Deep uncertainty changes what good analysis looks like. If uncertainty can be treated as risk, then expected-value reasoning is often the appropriate standard: identify the probability-weighted average outcome and choose the strategy that maximises it. The formal foundations of this reasoning, from the von Neumann-Morgenstern expected utility theorem through Savage’s subjective probability extension, are powerful and well-understood; they are treated technically in Sub-Module SM-1.4-A. Their limitation under deep uncertainty is that expected-value reasoning compresses the ensemble of futures into one summary measure, and that summary measure may obscure precisely the features that matter most to a long-horizon commitment: threshold violations, tail risks, rank reversals in pathway preference under different conditions, and futures under which a currently preferred strategy becomes seriously problematic. A strategy with a favourable expected value may still be unattractive if it carries intolerable downside exposure or performs badly in futures that are not individually the most likely but are among the most consequential.

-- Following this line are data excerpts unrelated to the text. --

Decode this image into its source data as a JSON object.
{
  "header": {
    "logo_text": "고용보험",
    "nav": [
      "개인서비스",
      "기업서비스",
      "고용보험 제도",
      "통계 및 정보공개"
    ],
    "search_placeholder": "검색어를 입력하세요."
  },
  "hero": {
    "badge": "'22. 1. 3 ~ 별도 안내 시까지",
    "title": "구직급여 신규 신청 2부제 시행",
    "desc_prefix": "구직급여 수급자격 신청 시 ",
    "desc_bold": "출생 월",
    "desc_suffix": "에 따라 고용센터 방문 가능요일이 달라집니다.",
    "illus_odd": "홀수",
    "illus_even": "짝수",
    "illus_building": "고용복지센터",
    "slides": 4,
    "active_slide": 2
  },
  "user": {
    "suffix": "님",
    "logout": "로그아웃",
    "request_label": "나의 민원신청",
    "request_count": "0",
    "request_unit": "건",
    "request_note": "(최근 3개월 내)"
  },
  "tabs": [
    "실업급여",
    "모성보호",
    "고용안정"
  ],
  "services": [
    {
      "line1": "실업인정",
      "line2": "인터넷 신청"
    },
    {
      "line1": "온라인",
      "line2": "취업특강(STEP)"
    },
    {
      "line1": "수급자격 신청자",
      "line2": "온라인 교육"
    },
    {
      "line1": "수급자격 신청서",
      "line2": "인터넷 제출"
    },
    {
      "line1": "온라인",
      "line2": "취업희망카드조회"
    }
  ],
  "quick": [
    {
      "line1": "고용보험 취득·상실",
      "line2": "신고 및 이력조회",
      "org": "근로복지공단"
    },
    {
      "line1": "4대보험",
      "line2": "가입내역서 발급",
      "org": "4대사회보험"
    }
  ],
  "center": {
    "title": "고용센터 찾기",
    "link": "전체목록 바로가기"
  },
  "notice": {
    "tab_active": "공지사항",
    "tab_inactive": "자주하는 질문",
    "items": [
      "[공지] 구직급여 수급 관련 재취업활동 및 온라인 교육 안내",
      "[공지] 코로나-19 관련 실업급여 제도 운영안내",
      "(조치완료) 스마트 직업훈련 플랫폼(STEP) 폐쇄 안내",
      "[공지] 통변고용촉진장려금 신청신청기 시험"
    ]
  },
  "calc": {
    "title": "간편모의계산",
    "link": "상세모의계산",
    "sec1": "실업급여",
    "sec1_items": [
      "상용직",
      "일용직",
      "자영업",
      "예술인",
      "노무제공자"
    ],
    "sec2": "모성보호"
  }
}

The appropriate analytical response to deep uncertainty is not to assign probabilities anyway and proceed as if the uncertainty were manageable. It is to reorient the analysis from optimising under one presumed future to exploring how decisions behave across a wide range of plausible futures. This reorientation defines the DMDU research programme. RDM, developed at RAND by Lempert, Popper, and Bankes, evaluates alternatives across large ensembles of futures using regret, satisficing frequency, and vulnerability diagnostics rather than expected-value optimisation. The broader DMDU community, represented in the work of Walker, Marchau, Kwakkel, and Haasnoot, has extended this reorientation into Dynamic Adaptive Policy Pathways, which combines ensemble evaluation with adaptive management logic by specifying the monitoring indicators and trigger conditions that should prompt pathway revision. These methods share a foundational commitment: where probabilities are contested or structurally unavailable, the analytical task is not to assign them anyway but to characterise how decisions perform across the range of conditions that cannot be given stable probability weights.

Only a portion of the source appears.